Trading Ideas and Insights
Spot emerging bullish or bearish trends across your favorite crypto pairs or trading assets in real time.
Capture prime opportunities when multiple assets align with Golden Cross signals—ideal for portfolio rebalancing or rotational strategies.
Analyze trend consistency by monitoring cross events at multiple timeframes for a given asset.
Swiftly identify when short-term and long-term momentum diverge—flagging potential reversals or trend initiations.
The Golden Cross Screener Pineify is not just a trend signal; it’s a holistic multi-asset scanner built for traders who know the power of combining technical breadth with agile timing.
How Multiple Indicators Work Together
This screener stands out with its modular approach: each asset/timeframe pair is monitored in isolation, yet displayed collectively for multidimensional market insight. Each symbol’s price action is processed through independently configured EMAs—Fast and Slow—whose crossovers are analyzed for directional bias. The implementation’s real innovation is in its screener table engine: it aggregates signals, synchronizes timeframes, and color-codes market states, allowing users to see confluences, divergences, and sector trends at a glance.
Combining Golden Cross detection with customizable moving averages and flexible multi-timeframe, multi-symbol scanning means users can fine-tune sensitivity, focus on specific signals, and adapt screener logic for scalping, swing trading, or investing.
Unique Aspects
True multi-symbol screener within the TradingView indicator framework.
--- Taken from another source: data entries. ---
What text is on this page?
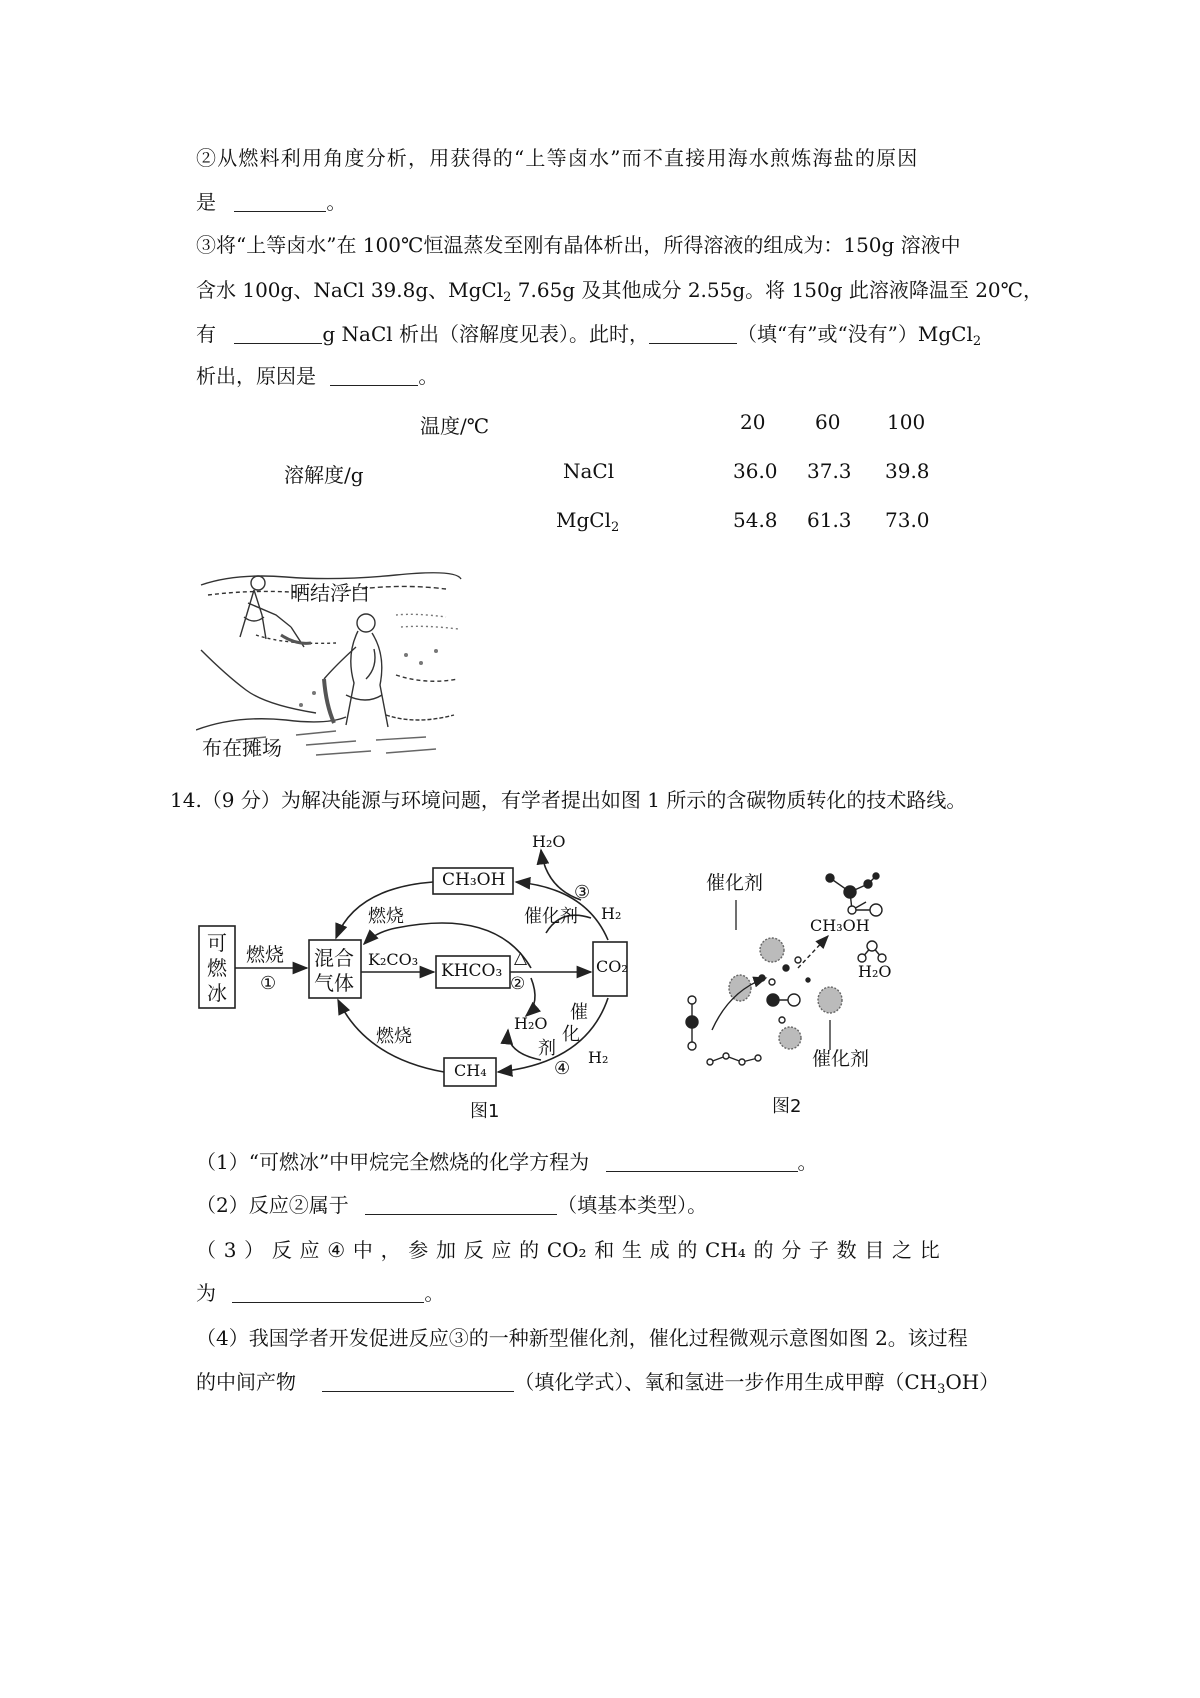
②从燃料利用角度分析，用获得的“上等卤水”而不直接用海水煎炼海盐的原因
是	。
③将“上等卤水”在 100℃恒温蒸发至刚有晶体析出，所得溶液的组成为：150g 溶液中
含水 100g、NaCl 39.8g、MgCl$_2$ 7.65g 及其他成分 2.55g。将 150g 此溶液降温至 20℃，
有	g NaCl 析出（溶解度见表）。此时，	（填“有”或“没有”）MgCl$_2$
析出，原因是	。
温度/℃	20 60 100
溶解度/g	NaCl	36.0 37.3 39.8
MgCl$_2$	54.8 61.3 73.0
晒结浮白
布在摊场
14.（9 分）为解决能源与环境问题，有学者提出如图 1 所示的含碳物质转化的技术路线。
可
燃
冰
混合
气体
CH₃OH
KHCO₃	CO₂
CH₄
燃烧
①
燃烧
燃烧
K₂CO₃	△
②
H₂O
③
催化剂 H₂
H₂O
催
化
剂 H₂
④
图1
催化剂
CH₃OH
H₂O
催化剂
图2
（1）“可燃冰”中甲烷完全燃烧的化学方程为	。
（2）反应②属于	（填基本类型）。
（ 3 ） 反 应 ④ 中 ， 参 加 反 应 的 CO₂ 和 生 成 的 CH₄ 的 分 子 数 目 之 比
为	。
（4）我国学者开发促进反应③的一种新型催化剂，催化过程微观示意图如图 2。该过程
的中间产物	（填化学式）、氧和氢进一步作用生成甲醇$(CH_3OH)$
Full customization of screener assets, timeframes, and moving averages.
Advanced, efficient use of TradingView table for clear, actionable visualization.
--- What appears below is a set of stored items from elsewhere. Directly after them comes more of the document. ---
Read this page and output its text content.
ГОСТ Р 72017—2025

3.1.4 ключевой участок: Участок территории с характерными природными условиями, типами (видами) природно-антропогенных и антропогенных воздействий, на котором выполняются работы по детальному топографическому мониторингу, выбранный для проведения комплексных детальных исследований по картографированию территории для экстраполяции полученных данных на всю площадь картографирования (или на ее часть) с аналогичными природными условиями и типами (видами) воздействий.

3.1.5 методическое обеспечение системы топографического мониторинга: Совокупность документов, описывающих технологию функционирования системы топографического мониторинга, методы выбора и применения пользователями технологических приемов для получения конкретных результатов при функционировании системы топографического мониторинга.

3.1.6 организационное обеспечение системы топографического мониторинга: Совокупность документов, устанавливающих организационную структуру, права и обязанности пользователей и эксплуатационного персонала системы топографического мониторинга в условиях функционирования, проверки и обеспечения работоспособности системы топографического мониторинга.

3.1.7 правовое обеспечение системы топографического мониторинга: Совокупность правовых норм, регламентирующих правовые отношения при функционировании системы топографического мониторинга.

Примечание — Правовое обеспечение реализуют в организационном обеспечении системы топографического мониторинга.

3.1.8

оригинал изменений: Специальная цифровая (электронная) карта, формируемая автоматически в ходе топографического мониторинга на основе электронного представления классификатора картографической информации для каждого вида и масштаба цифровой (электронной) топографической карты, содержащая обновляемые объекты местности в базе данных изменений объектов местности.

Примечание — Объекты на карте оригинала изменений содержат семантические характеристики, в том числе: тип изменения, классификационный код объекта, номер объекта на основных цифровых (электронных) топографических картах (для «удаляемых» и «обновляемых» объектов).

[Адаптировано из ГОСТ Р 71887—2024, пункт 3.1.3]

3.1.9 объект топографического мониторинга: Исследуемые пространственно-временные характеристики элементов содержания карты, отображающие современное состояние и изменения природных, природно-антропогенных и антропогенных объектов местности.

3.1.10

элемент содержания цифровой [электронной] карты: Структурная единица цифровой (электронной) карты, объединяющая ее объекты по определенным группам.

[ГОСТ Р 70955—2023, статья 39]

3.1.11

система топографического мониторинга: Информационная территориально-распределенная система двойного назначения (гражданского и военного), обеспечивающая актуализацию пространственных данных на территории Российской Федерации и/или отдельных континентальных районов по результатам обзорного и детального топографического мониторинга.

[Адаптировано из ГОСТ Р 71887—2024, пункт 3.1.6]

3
No dependency on standard, static MA settings—adjust everything to match your strategy.
Big-picture and granular trend detection in one tool, designed for both active traders and portfolio managers.
How to Use
Add the Golden Cross Screener Pineify to your TradingView chart.
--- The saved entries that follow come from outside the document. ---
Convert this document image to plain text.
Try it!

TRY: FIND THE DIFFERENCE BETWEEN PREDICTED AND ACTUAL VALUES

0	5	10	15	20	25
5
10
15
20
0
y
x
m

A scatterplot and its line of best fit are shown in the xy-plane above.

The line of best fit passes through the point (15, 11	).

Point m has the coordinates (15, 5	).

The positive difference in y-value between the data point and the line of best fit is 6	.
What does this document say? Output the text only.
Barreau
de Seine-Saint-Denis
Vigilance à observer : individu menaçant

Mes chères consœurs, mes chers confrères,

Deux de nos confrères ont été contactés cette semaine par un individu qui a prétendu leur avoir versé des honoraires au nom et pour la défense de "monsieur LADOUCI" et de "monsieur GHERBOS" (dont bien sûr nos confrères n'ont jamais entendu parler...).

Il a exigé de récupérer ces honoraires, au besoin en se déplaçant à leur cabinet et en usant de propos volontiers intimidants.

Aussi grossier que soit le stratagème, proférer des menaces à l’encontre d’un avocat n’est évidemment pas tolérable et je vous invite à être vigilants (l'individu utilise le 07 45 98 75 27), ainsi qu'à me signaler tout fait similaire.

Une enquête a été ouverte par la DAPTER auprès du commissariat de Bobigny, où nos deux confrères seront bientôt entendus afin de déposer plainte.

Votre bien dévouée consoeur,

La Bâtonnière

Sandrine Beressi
Choose up to eight symbols—crypto, stock, forex, or custom assets.
Set four timeframes for screening, from lower to higher intervals.
Adjust moving average sources (price, close, etc.) and period lengths for both Fast and Slow MAs to suit your trading style.
Interpret table cells: clear labels and color indicate Golden Cross (trend shift), Bullish (uptrend), Bearish (downtrend) states for each symbol/timeframe.
React to signal alignments—deploy or rebalance positions, increase alert sensitivity, or backtest sequence confluences.
Customization
The indicator’s inputs panel gives full control:
Select which symbols to screen, making it perfect for any asset watchlist.
Pick the desired timeframes—mix daily, hourly, or minute-based intervals.
Adjust Fast and Slow MA settings: switch source type, change period length, and fine-tune detection logic as needed.
Style your screener table via TradingView settings (colors, font sizes, alignment).
Every element is customizable—adapt the Golden Cross Screener Pineify for your specific portfolio, trading timeframe, and strategy focus.
Conclusion
The Golden Cross Screener Pineify elevates multi-symbol trend detection to a new level on TradingView. By combining configurable Golden Cross logic with a powerful screener engine, it serves both precision and broad market insight—crucial for agile traders and strategic portfolio managers. Whether you’re tracking crypto pairs, stocks, forex, or a mix, this tool transforms static trend analysis into an active, multi-dimensional trading edge.